Runtime and build requirements

  • Java 21
  • Docker and Docker Compose v2.20+ (required for the provided example stacks)
  • Gradle Wrapper (./gradlew) from repository root

Optional (documentation workflows):

  • Python 3 (for helper scripts when not running them in the jupyter container)
  • MkDocs (to build docs locally with mkdocs build --strict)

Source database prerequisites (PostgreSQL)

The pipeline relies on PostgreSQL logical replication for CDC ingestion through Debezium.

At minimum, ensure your source PostgreSQL setup supports:

  • Logical replication enabled
  • Replication slot and publication configuration for captured tables
  • Network access and credentials for the Debezium PostgreSQL connector

Project-specific Debezium connector options are configured via debezium.engine.* properties.

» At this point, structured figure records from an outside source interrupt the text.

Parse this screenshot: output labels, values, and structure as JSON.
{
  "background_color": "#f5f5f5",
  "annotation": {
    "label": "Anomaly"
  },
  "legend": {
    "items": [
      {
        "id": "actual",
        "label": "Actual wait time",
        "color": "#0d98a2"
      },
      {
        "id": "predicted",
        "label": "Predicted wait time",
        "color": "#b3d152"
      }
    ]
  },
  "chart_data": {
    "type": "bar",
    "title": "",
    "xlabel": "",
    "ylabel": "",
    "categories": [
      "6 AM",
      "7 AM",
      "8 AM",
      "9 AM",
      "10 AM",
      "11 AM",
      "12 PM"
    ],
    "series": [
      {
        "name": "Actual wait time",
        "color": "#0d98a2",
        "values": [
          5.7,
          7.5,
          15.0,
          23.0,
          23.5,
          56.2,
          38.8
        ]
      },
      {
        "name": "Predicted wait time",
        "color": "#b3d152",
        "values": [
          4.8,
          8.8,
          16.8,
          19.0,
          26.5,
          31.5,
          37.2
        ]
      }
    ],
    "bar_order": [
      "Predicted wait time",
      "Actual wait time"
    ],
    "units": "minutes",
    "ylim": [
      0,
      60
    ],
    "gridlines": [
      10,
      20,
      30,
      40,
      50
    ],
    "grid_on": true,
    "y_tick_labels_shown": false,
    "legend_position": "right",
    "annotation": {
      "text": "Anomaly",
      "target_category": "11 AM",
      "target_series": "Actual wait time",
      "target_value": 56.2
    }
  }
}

Example environment prerequisites

For the local Docker Compose examples:

  • Build project images first:
./scripts/build-container-images.sh
  • Some examples use additional services (for example: MinIO, schema registry, catalog services, notebooks)
  • Ensure required ports are free before starting a stack
  • Start one example stack at a time to avoid port conflicts

For detailed stack-specific prerequisites and service notes, see:

From repository root:

./gradlew build
./scripts/build-container-images.sh
cd examples/iceberg-jdbc
docker compose up -d

Then generate source traffic with the helper script (inside jupyter container) as documented in Getting Started.